There is no room for naivety in utilizing such a metaphor and it has always been fraught with crisis. For example, Paul calls on the Jesus followers in Galatia and Colossae to see beyond traditional gender, social, and ethnic divides and recognize they are all one in Christ by first referring to them as brothers and sisters (see Galatians 3 and Colossians 3). The hope filled example of everyone uniting to share everything in common over meals and the common story of the resurrection in Acts 2 is quickly tempered by the inability to easily welcome Gentiles into that story. Paul’s letters to local churches are filled with examples of Jesus followers abusing their fellow disciples and causing harm to the community of faith. Were it not for their struggles, we would not have much of the New Testament.
Community is hard work. Uniting men and women from different cultures, ethnicities, geographies, sexualities, political perspectives, financial wellness, and personalities in mutual submission to Christ and love for one another is not for the faint of heart. It requires lots of courage and intentional effort. If we follow the way of the early church, we will discover most of the work is done one meal at a time. Eating meals with others creates the holy space necessary for meaningful relationships to develop.
The table is a catalyst for the work of the spirit to bring unity to where there is division and crisis. When we gather at the table where Jesus is host, love of God and others become possible. Utilizing the table to engage in intentional spiritual disciplines like dwelling in the word, storytelling, listening, prayer, and communion help draw us closer to Christ, the church, and one another.

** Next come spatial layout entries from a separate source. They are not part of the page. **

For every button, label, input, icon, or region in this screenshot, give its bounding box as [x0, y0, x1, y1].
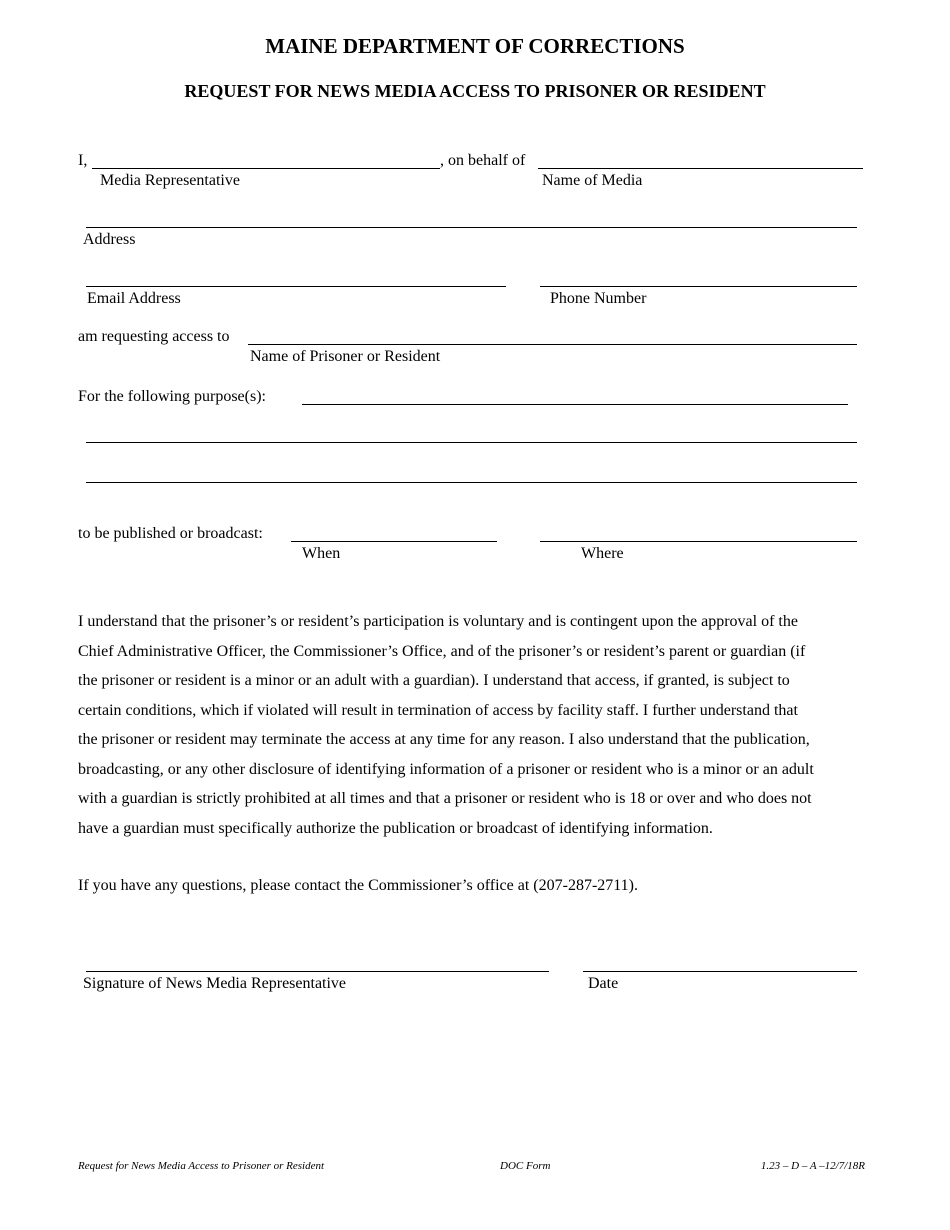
date-label: Date — [588, 975, 619, 992]
phone-label: Phone Number — [550, 290, 647, 307]
on-behalf-of-text: , on behalf of — [440, 152, 526, 169]
where-label: Where — [581, 545, 624, 562]
paragraph-line: I understand that the prisoner’s or resident’s participation is voluntary and is contingent upon the approval of the — [78, 613, 798, 630]
signature-label: Signature of News Media Representative — [83, 975, 347, 992]
when-label: When — [302, 545, 341, 562]
media-representative-label: Media Representative — [100, 172, 240, 189]
paragraph-line: the prisoner or resident may terminate the access at any time for any reason. I also understand that the publication, — [78, 731, 810, 748]
contact-text: If you have any questions, please contact the Commissioner’s office at (207-287-2711). — [78, 877, 639, 894]
footer-doc-form: DOC Form — [500, 1160, 551, 1172]
phone-field[interactable] — [540, 286, 857, 287]
paragraph-line: certain conditions, which if violated will result in termination of access by facility staff. I further understand that — [78, 701, 798, 719]
prisoner-name-label: Name of Prisoner or Resident — [250, 348, 441, 365]
email-field[interactable] — [86, 286, 506, 287]
purpose-text: For the following purpose(s): — [78, 388, 266, 405]
when-field[interactable] — [291, 541, 497, 542]
media-name-field[interactable] — [538, 168, 863, 169]
where-field[interactable] — [540, 541, 857, 542]
purpose-field-1[interactable] — [302, 404, 848, 405]
paragraph-line: Chief Administrative Officer, the Commissioner’s Office, and of the prisoner’s or resident’s parent or guardian (if — [78, 642, 806, 660]
email-label: Email Address — [87, 290, 181, 307]
agency-title: MAINE DEPARTMENT OF CORRECTIONS — [265, 34, 685, 58]
date-field[interactable] — [583, 971, 857, 972]
paragraph-line: have a guardian must specifically authorize the publication or broadcast of identifying information. — [78, 819, 713, 837]
paragraph-line: broadcasting, or any other disclosure of identifying information of a prisoner or resident who is a minor or an adult — [78, 760, 814, 778]
purpose-field-3[interactable] — [86, 482, 857, 483]
address-label: Address — [83, 231, 136, 248]
prisoner-name-field[interactable] — [248, 344, 857, 345]
form-title: REQUEST FOR NEWS MEDIA ACCESS TO PRISONER OR RESIDENT — [184, 81, 766, 101]
signature-field[interactable] — [86, 971, 549, 972]
media-name-label: Name of Media — [542, 172, 643, 189]
requesting-access-text: am requesting access to — [78, 328, 230, 345]
paragraph-line: the prisoner or resident is a minor or an adult with a guardian). I understand that access, if granted, is subject to — [78, 672, 790, 689]
purpose-field-2[interactable] — [86, 442, 857, 443]
address-field[interactable] — [86, 227, 857, 228]
published-text: to be published or broadcast: — [78, 525, 263, 542]
paragraph-line: with a guardian is strictly prohibited at all times and that a prisoner or resident who is 18 or over and who does not — [78, 790, 812, 807]
acknowledgement-paragraph — [78, 607, 878, 843]
i-prefix: I, — [78, 152, 88, 169]
footer-form-name: Request for News Media Access to Prisoner or Resident — [78, 1160, 325, 1172]
media-representative-field[interactable] — [92, 168, 440, 169]
footer-form-number: 1.23 – D – A –12/7/18R — [760, 1160, 865, 1172]
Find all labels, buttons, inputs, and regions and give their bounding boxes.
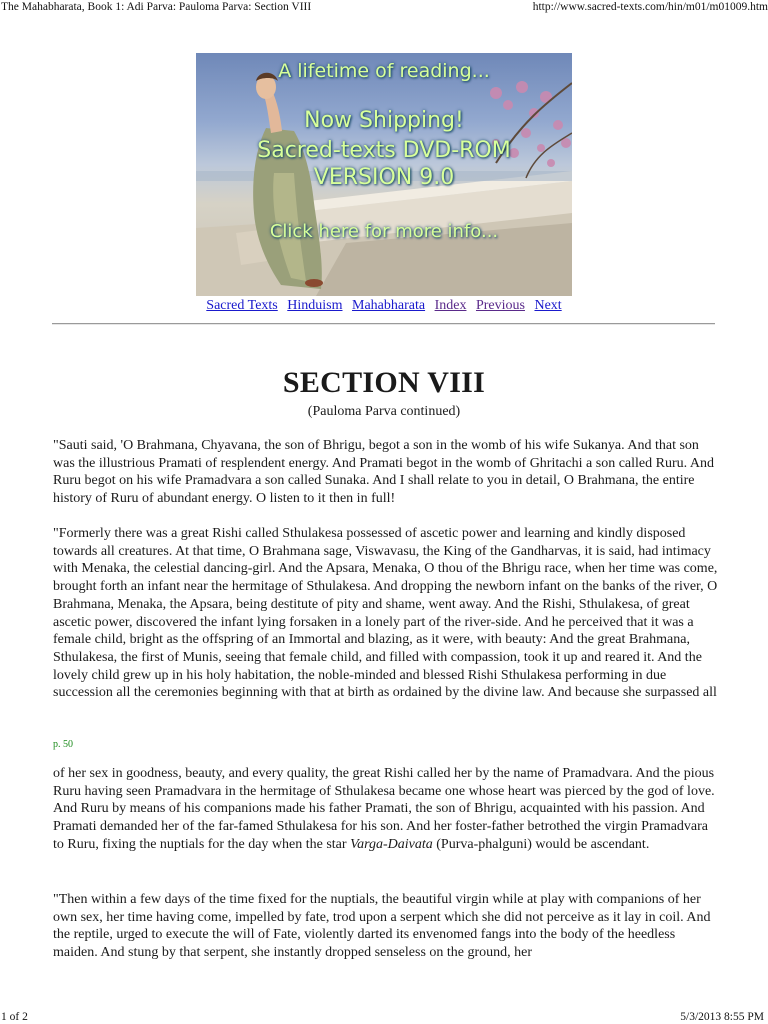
dvd-promo-banner[interactable] xyxy=(196,53,572,296)
banner-version: VERSION 9.0 xyxy=(313,165,455,190)
nav-link-previous[interactable]: Previous xyxy=(475,298,525,313)
horizontal-rule xyxy=(52,323,715,325)
paragraph-2: "Formerly there was a great Rishi called Sthulakesa possessed of ascetic power and learning and kindly disposed towards all creatures. At that time, O Brahmana sage, Viswavasu, the King of the Gandharvas, it is said, had intimacy with Menaka, the celestial dancing-girl. And the Apsara, Menaka, O thou of the Bhrigu race, when her time was come, brought forth an infant near the hermitage of Sthulakesa. And dropping the newborn infant on the banks of the river, O Brahmana, Menaka, the Apsara, being destitute of pity and shame, went away. And the Rishi, Sthulakesa, of great ascetic power, discovered the infant lying forsaken in a lonely part of the river-side. And he perceived that it was a female child, bright as the offspring of an Immortal and blazing, as it were, with beauty: And the great Brahmana, Sthulakesa, the first of Munis, seeing that female child, and filled with compassion, took it up and reared it. And the lovely child grew up in his holy habitation, the noble-minded and blessed Rishi Sthulakesa performing in due succession all the ceremonies beginning with that at birth as ordained by the divine law. And because she surpassed all xyxy=(53,526,718,701)
nav-link-index[interactable]: Index xyxy=(434,298,467,313)
section-title: SECTION VIII xyxy=(282,366,486,400)
banner-tagline: A lifetime of reading... xyxy=(278,60,490,82)
section-subtitle: (Pauloma Parva continued) xyxy=(307,404,461,419)
print-header xyxy=(0,0,768,14)
nav-link-next[interactable]: Next xyxy=(534,298,562,313)
paragraph-3-text-b: (Purva-phalguni) would be ascendant. xyxy=(432,836,650,852)
paragraph-3-text-a: of her sex in goodness, beauty, and every quality, the great Rishi called her by the name of Pramadvara. And the pious Ruru having seen Pramadvara in the hermitage of Sthulakesa became one whose heart was pierced by the god of love. And Ruru by means of his companions made his father Pramati, the son of Bhrigu, acquainted with his passion. And Pramati demanded her of the far-famed Sthulakesa for his son. And her foster-father betrothed the virgin Pramadvara to Ruru, fixing the nuptials for the day when the star xyxy=(53,766,715,852)
banner-now-shipping: Now Shipping! xyxy=(304,108,464,133)
banner-product: Sacred-texts DVD-ROM xyxy=(257,138,511,163)
print-footer xyxy=(0,1010,768,1024)
paragraph-1: "Sauti said, 'O Brahmana, Chyavana, the son of Bhrigu, begot a son in the womb of his wife Sukanya. And that son was the illustrious Pramati of resplendent energy. And Pramati begot in the womb of Ghritachi a son called Ruru. And Ruru begot on his wife Pramadvara a son called Sunaka. And I shall relate to you in detail, O Brahmana, the entire history of Ruru of abundant energy. O listen to it then in full! xyxy=(53,438,714,507)
nav-link-hinduism[interactable]: Hinduism xyxy=(287,298,343,313)
print-header-title: The Mahabharata, Book 1: Adi Parva: Pauloma Parva: Section VIII xyxy=(1,1,312,13)
page-marker: p. 50 xyxy=(53,739,73,750)
banner-more-info-link[interactable]: Click here for more info... xyxy=(269,221,499,242)
nav-links xyxy=(0,298,768,314)
paragraph-4: "Then within a few days of the time fixed for the nuptials, the beautiful virgin while at play with companions of her own sex, her time having come, impelled by fate, trod upon a serpent which she did not perceive as it lay in coil. And the reptile, urged to execute the will of Fate, violently darted its envenomed fangs into the body of the heedless maiden. And stung by that serpent, she instantly dropped senseless on the ground, her xyxy=(53,892,711,961)
nav-link-sacred-texts[interactable]: Sacred Texts xyxy=(206,298,278,313)
nav-link-mahabharata[interactable]: Mahabharata xyxy=(352,298,426,313)
print-footer-datetime: 5/3/2013 8:55 PM xyxy=(680,1011,764,1023)
paragraph-3 xyxy=(53,765,721,854)
print-footer-page-count: 1 of 2 xyxy=(1,1011,28,1023)
paragraph-3-italic-term: Varga-Daivata xyxy=(350,836,433,852)
print-header-url: http://www.sacred-texts.com/hin/m01/m01009.htm xyxy=(532,1,768,13)
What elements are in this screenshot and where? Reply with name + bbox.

The table is the epicenter of community connection and discernment. As we share our story and listen to the stories of others and seek to submit to the story of scripture together, we learn as a community to love God and love others. We begin to see God’s active participation in the lives of our tablemates. We start recognizing all the way’s God is working in our lives. Through the table we start to see the beauty of the God-breathed image bearer in each of us. This is cause for celebration and wonderment.
If we are honest with our stories and listen well to the stories of others and to scripture, we will realize not all is well, there are moments of crisis. Difficult conversations must also be had at the table. Interpersonal grievances and failures can be addressed: whom have I lied to, whose trust have I broken, what commitments have I failed to uphold? Beyond the interpersonal, systemic conversations can begin in the context of table fellowship: Racial reconciliation, economic oppression, gender equality, political ideologies, sexual identities and theological abuse must be faced.
A community unwilling to gather at the table together to listen to Christ and to one another is a community destined for fraction. This how the table begins to move us away from crisis and into community. Challenging conversations are best held at the table, because Christ alone hosts and possesses the capability to take us as we are, blessing us as image bearers, breaking us of the rough spots that do not conform to his kingdom vision, and returning us to world changed into kingdom citizens.
Living a life shaped by the table will not immediately change all the division and chaos. But it is the way out of crisis. The table creates space for us to see the world through the lens of Christ’s active workings in our lives and communities. The table creates space for us to be seen and loved and valued. The table creates space to meditate on scripture in the context of community. The table is where everything touches: the church and the neighborhood, faith and life, confession and forgiveness, listening and storytelling, communion and community.